Mon précédent article était consacré aux églises Saint-Sulpice
de Trignan et Saint-Julien la Renne auxquelles il faudrait ajouter Notre-Dame
de Coussignac que je n’ai pas visité.
Ces trois églises ou chapelle toutes situées sur le
territoire de l’actuelle commune de Saint-Marcel d’Ardèche ont la particularité
de conserver des pierres en réemploi particulièrement intéressantes.
La chapelle Saint-Sulpice étonne plus spécialement par le
nombre des pierres sculptées carolingienne qu’elle conserve intégrées à
plusieurs emplacements de ses murs extérieurs et intérieurs. Pourtant deux d’entre
eux ont été volés il y a plusieurs années et un autre fortement dégradé.
Ces sculptures d’une grande qualité de rinceaux et de
grappes de raisins, laissent imaginer une œuvre élaborée et plutôt inattendue
dans un lieu si modeste. Tous ces réemplois qui ont été utilisés de manière
visible par les constructeurs de l’église actuelle devait sans doute être associés
à un ouvrage cohérent comme un chancel ou un autel dont le témoignage est bien
visible à l’intérieur.
Ce chancel dépouillé de ses sculptures est toujours bien
visible ainsi qu’un bel autel monolithe qui date sans doute de la première
église et ces deux œuvres ici réunies sont tout à fait exceptionnelles.
Le réemploi même de ces pierres n’est probablement pas le
fait du hasard, comme le souligne Claudiane Fabre-Martin, mais aussi le signe d’un
respect des bâtisseurs de l’église actuelle pour un édifice antérieur important
ou singulier. Un seul de ces réemplois a été installé dans l’église actuelle et
c’est grâce à ma guide locale que j’ai pu l’observer de la tribune.
Un autre réemploi médiéval est bien visible à la base du mur
occidental.

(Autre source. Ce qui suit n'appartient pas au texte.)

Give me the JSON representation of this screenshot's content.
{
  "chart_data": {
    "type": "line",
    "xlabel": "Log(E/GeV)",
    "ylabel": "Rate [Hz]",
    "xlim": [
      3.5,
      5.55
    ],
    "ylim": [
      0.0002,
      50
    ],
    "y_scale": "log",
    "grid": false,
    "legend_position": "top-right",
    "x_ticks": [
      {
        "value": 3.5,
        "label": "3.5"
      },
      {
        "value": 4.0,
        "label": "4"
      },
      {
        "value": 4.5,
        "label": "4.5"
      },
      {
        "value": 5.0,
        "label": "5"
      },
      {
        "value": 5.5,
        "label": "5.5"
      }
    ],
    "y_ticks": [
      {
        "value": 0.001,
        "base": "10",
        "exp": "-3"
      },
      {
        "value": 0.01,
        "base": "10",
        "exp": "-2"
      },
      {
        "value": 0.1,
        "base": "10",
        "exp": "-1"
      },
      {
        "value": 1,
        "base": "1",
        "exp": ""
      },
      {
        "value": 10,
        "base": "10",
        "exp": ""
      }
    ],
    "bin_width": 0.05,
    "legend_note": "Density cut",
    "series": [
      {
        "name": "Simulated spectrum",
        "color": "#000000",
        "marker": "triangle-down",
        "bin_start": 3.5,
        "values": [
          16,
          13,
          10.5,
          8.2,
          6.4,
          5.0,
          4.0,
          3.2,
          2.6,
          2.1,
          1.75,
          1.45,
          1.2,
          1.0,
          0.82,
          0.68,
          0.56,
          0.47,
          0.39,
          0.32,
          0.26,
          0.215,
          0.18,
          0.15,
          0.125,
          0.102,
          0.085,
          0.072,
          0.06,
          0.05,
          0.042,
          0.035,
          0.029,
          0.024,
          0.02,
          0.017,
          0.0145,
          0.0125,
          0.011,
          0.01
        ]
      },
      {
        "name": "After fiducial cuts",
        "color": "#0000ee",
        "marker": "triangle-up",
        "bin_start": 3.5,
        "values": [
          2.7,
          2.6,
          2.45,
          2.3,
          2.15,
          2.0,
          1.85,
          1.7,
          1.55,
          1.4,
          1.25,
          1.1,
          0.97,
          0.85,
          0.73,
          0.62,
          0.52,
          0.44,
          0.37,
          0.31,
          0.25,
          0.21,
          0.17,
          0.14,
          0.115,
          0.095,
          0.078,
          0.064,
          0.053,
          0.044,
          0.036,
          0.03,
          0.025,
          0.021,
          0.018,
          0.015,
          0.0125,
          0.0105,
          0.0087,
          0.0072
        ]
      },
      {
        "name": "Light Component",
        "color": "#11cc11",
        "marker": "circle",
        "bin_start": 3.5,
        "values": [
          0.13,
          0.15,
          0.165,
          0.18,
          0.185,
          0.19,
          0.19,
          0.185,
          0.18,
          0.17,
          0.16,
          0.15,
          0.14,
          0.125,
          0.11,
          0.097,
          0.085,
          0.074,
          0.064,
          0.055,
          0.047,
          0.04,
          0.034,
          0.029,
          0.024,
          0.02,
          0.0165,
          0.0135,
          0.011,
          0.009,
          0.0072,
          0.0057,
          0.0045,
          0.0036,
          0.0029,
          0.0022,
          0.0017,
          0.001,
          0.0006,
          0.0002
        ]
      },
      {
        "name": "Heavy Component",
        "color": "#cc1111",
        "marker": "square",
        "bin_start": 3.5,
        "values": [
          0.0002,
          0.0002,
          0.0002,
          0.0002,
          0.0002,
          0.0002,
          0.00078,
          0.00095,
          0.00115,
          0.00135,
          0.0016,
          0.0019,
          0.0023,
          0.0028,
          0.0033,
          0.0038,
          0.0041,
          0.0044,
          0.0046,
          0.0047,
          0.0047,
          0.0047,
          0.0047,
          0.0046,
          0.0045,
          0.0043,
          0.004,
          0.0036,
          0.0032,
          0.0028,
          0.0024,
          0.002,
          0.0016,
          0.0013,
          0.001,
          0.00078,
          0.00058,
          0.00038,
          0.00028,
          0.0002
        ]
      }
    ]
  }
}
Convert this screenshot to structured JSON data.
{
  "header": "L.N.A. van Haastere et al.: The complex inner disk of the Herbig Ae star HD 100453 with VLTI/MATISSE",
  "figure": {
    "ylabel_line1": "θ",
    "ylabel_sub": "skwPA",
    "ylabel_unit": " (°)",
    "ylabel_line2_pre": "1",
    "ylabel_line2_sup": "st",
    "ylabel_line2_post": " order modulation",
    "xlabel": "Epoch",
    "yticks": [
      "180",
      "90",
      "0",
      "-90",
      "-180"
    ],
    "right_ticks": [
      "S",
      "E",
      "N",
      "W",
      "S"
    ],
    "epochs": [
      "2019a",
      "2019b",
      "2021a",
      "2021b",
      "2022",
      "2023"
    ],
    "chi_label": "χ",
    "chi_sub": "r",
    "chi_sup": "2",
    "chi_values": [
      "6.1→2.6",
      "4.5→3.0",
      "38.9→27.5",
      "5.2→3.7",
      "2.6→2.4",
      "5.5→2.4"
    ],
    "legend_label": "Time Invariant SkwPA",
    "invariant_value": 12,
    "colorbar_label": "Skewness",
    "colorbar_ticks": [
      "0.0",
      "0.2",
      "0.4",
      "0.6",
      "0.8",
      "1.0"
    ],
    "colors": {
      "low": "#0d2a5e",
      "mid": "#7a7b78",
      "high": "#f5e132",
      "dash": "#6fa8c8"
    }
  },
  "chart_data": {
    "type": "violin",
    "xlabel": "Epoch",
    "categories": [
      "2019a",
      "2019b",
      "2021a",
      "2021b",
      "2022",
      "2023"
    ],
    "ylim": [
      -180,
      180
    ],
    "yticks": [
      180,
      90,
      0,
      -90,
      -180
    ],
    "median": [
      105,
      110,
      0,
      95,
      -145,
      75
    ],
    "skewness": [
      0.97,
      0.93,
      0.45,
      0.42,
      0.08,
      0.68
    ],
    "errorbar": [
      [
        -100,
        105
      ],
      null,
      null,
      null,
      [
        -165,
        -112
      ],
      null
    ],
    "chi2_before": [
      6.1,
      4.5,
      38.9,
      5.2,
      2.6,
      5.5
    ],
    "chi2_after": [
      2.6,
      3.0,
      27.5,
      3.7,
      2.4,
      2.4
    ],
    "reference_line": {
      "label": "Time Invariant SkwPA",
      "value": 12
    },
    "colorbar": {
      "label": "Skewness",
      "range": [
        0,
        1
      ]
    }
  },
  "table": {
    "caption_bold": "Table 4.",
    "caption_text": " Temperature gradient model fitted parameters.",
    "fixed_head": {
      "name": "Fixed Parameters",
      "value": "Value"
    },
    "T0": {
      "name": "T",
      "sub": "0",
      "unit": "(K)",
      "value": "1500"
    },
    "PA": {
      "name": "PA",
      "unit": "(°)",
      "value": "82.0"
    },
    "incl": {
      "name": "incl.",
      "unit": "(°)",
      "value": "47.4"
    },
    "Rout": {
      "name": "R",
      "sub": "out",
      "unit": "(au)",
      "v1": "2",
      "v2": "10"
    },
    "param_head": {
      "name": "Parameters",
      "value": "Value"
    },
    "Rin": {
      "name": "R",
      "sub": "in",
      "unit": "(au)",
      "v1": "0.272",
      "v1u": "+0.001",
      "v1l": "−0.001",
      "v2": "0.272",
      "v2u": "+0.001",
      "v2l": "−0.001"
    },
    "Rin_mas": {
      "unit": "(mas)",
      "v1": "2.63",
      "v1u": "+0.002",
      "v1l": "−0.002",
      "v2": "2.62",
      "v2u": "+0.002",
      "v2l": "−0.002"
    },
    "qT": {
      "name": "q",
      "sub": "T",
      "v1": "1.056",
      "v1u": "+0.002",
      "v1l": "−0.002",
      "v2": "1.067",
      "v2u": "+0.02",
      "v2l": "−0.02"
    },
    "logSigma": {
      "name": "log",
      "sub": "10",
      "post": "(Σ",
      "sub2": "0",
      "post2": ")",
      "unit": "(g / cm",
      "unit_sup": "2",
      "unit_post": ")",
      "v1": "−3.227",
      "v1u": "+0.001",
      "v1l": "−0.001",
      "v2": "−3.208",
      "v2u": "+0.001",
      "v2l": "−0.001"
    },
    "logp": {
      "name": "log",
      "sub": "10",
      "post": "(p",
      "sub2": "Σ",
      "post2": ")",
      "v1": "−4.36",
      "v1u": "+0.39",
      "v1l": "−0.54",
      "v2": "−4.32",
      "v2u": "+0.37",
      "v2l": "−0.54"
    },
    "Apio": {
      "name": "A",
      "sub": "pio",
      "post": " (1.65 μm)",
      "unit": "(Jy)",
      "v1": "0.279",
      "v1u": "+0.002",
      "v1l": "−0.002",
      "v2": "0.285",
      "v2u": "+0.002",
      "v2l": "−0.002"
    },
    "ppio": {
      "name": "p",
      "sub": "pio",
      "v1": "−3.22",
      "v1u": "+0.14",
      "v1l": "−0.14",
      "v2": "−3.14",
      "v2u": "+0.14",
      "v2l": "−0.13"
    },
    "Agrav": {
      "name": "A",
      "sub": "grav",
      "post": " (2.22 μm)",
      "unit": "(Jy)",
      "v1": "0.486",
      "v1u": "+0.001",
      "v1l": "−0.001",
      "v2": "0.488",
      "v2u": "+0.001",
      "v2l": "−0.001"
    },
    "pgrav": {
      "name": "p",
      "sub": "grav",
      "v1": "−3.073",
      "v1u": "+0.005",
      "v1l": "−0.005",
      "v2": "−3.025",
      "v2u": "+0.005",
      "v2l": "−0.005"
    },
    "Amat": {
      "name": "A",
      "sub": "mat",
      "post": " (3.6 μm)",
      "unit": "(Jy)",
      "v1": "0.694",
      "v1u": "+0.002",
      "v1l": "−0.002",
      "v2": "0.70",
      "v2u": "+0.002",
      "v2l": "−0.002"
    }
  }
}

Il s’agit d’une stèle funéraire faisant mention de la sépulture d’un
certain Ingrianus que Robert Favreau date du Xe et qui ajoute encore à l’intérêt
de l’ensemble.
J’en viens enfin à la présence de deux pierres à trous dans
les deux églises proches. L’une placée près du toit à droite du mur ouest de
Saint-Sulpice et l’autre bien visible sur la façade de Saint-Julien. Ces
pierres assez répandues dans la région sont les témoignages de bien des rites
et croyances qui traversent le Moyen Age et dont les racines sont souvent bien
plus anciennes.
Porteuses de propriétés curatives, fertilisantes et
virilisantes elles étaient favorables aux mariages et aux enfants et encore récemment
on faisait toucher de la tête ces pierres par les enfants malades ou les
simples d’esprit ce qui rappellera sans doute une pratique rependue dans d’autres
régions comme celle du « debredinoire » de Saint-Menoux dans l'Allier.